Arguably the most significant piece of Art Deco-style architecture in the City of Toronto, the sprawling R.C Harris Water Treatment plant has gotten used to being the star of the show of the annual Doors Open Toronto programming. This year's event took place on May 28th, and invited the public into its historic marble-clad halls. The water management compound captures the hearts of attendees whenever it is on the annual event's roster of signature spaces across the city, but what Doors Open doesn’t offer is the chance to see it all from a more elevated perspective as well. 

Putting our phone cameras and video drone to work, we made our way to R.C Harris on Doors Open day to document the iconic plant from inside and above, capturing the full breadth of the bucolic lakeside site and its collection of architectural gems. Check out our video tour below!

From our aerial vantage point, the astounding scale of the facility is impossible to ignore. The buildings, perched at various levels on the dramatically sloping site, occupy a massive footprint. Looking closer at the main building’s roof, we can see the immense number of skylights that fill the interior spaces with natural light. 

It’s also clear from above how the programming of the site overall is its own unique composition. The three buildings make up only a small portion of the total site area, while a network of paths create winding pedestrian routes that celebrate the unrivaled lake views, making the whole site feel almost like a sculpted urban park. 

Looking out at the lake views seen from the site of the plant, image by UrbanToronto Forum contributor David Capizzano

Inside, we were able to catch a glimpse of some of the plant’s signature design features, like the centrepiece clock that is the epitome of Art Deco design, and the lofty stairways and halls decorated with marble and massive windows. Revisiting the archive of images from Open Doors past, photos from a number of UT Forum photographers capture the interiors in vivid detail.  

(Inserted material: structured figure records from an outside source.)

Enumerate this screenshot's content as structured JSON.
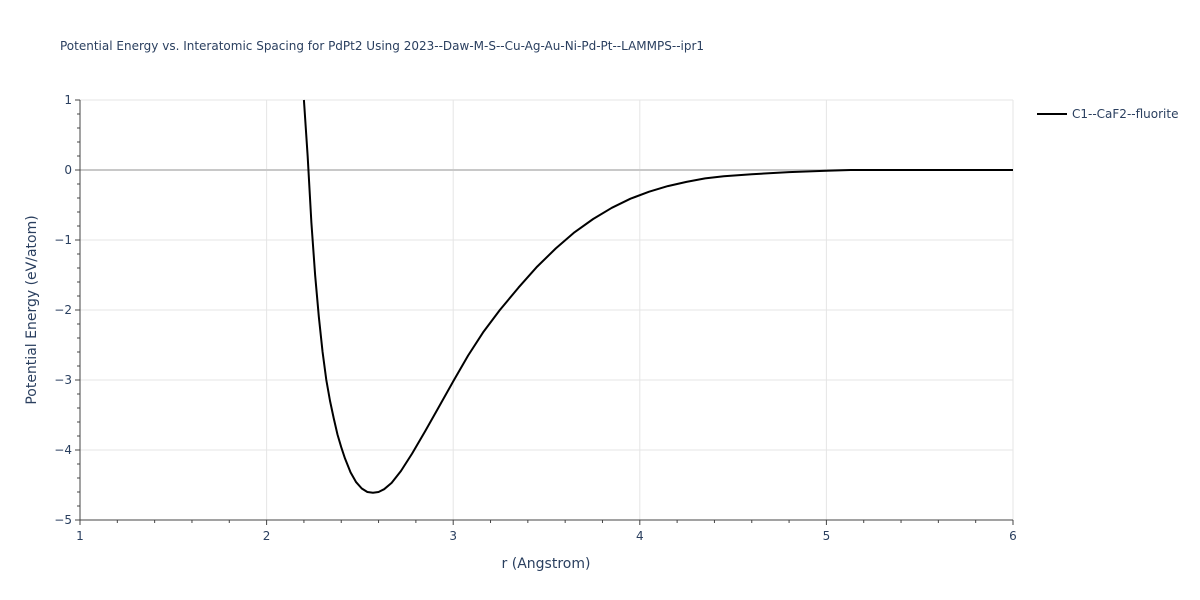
{
  "chart_data": {
    "type": "line",
    "title": "Potential Energy vs. Interatomic Spacing for PdPt2 Using 2023--Daw-M-S--Cu-Ag-Au-Ni-Pd-Pt--LAMMPS--ipr1",
    "xlabel": "r (Angstrom)",
    "ylabel": "Potential Energy (eV/atom)",
    "xlim": [
      1,
      6
    ],
    "ylim": [
      -5,
      1
    ],
    "x_ticks": [
      "1",
      "2",
      "3",
      "4",
      "5",
      "6"
    ],
    "y_ticks": [
      "1",
      "0",
      "−1",
      "−2",
      "−3",
      "−4",
      "−5"
    ],
    "grid": true,
    "legend_position": "top-right",
    "colors": {
      "series": "#000000",
      "grid": "#e5e5e5",
      "zeroline": "#c8c8c8",
      "text": "#2a3f5f"
    },
    "series": [
      {
        "name": "C1--CaF2--fluorite",
        "x": [
          2.2,
          2.22,
          2.24,
          2.26,
          2.28,
          2.3,
          2.32,
          2.34,
          2.36,
          2.38,
          2.4,
          2.42,
          2.45,
          2.48,
          2.51,
          2.54,
          2.57,
          2.6,
          2.63,
          2.67,
          2.72,
          2.78,
          2.85,
          2.92,
          3.0,
          3.08,
          3.16,
          3.25,
          3.35,
          3.45,
          3.55,
          3.65,
          3.75,
          3.85,
          3.95,
          4.05,
          4.15,
          4.25,
          4.35,
          4.45,
          4.6,
          4.8,
          5.0,
          5.13,
          5.3,
          5.5,
          5.75,
          6.0
        ],
        "y": [
          1.0,
          0.2,
          -0.75,
          -1.5,
          -2.1,
          -2.6,
          -3.0,
          -3.3,
          -3.55,
          -3.78,
          -3.96,
          -4.12,
          -4.32,
          -4.46,
          -4.55,
          -4.6,
          -4.61,
          -4.6,
          -4.56,
          -4.47,
          -4.3,
          -4.05,
          -3.73,
          -3.4,
          -3.02,
          -2.65,
          -2.32,
          -2.0,
          -1.68,
          -1.38,
          -1.12,
          -0.89,
          -0.7,
          -0.54,
          -0.41,
          -0.31,
          -0.23,
          -0.17,
          -0.12,
          -0.09,
          -0.06,
          -0.03,
          -0.01,
          0.0,
          0.0,
          0.0,
          0.0,
          0.0
        ]
      }
    ]
  }
}
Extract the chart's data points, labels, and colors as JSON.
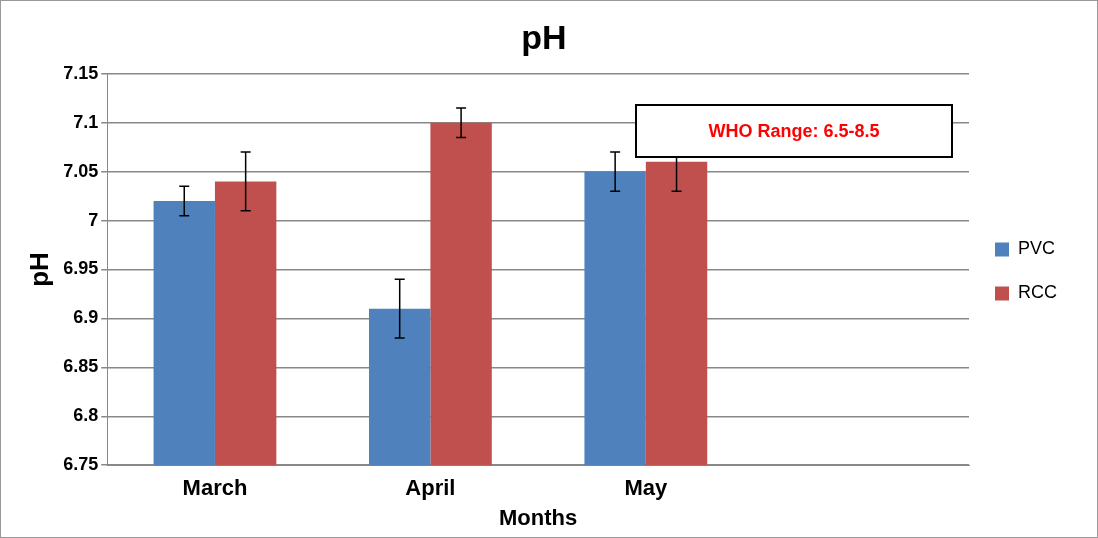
{
  "chart_data": {
    "type": "bar",
    "title": "pH",
    "xlabel": "Months",
    "ylabel": "pH",
    "categories": [
      "March",
      "April",
      "May",
      null
    ],
    "series": [
      {
        "name": "PVC",
        "color": "#4f81bd",
        "values": [
          7.02,
          6.91,
          7.05,
          null
        ],
        "errors": [
          0.015,
          0.03,
          0.02,
          null
        ]
      },
      {
        "name": "RCC",
        "color": "#c0504d",
        "values": [
          7.04,
          7.1,
          7.06,
          null
        ],
        "errors": [
          0.03,
          0.015,
          0.03,
          null
        ]
      }
    ],
    "ylim": [
      6.75,
      7.15
    ],
    "yticks": [
      6.75,
      6.8,
      6.85,
      6.9,
      6.95,
      7,
      7.05,
      7.1,
      7.15
    ],
    "grid": "y",
    "legend": "right",
    "annotations": [
      "WHO Range: 6.5-8.5"
    ]
  }
}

The stylish Art Deco grandfather clock found inside the plant, image by UrbanToronto Forum contributor kotsy

Designed by Scottish Architect Thomas Canfield Pomphrey and named after storied Public Works Commissioner Roland Caldwell Harris (responsible for transformative Toronto structures like the Bloor Viaduct), the filtration plant began construction in 1932, and was completed almost a decade later, in 1941. One of four major water treatment plants in Toronto, and the oldest of the lot, R.C Harris provides an average of 400 million litres of clean drinking water to Toronto every day, presiding over about 40% of our water. Enjoying a massive filtration output coupled with its standout design, the plant has come to be known colloquially as the ‘Palace of Purification’. 

The opulent interior features extensive marble detailing, image by UrbanToronto Forum contributor kotsy

The last two decades have seen a number of large-scale revitalization works undertaken to preserve both the architectural elements as well as the updating of the filtration systems. A 19-year conservation effort was completed in 2013, which saw the rehabilitation of the building envelope, while more recently, the water basins were rehabilitated by the City in 2017. 

R.C Harris Water Treatment Plant, one of Toronto's iconic Art Deco buildings, image by Randy Hoffman

If you missed your chance to walk these historic Art Deco halls at this year’s Doors Open, don’t worry, R.C Harris should open up for the event again next spring! The grounds are also free to enjoy any day of the week, year round.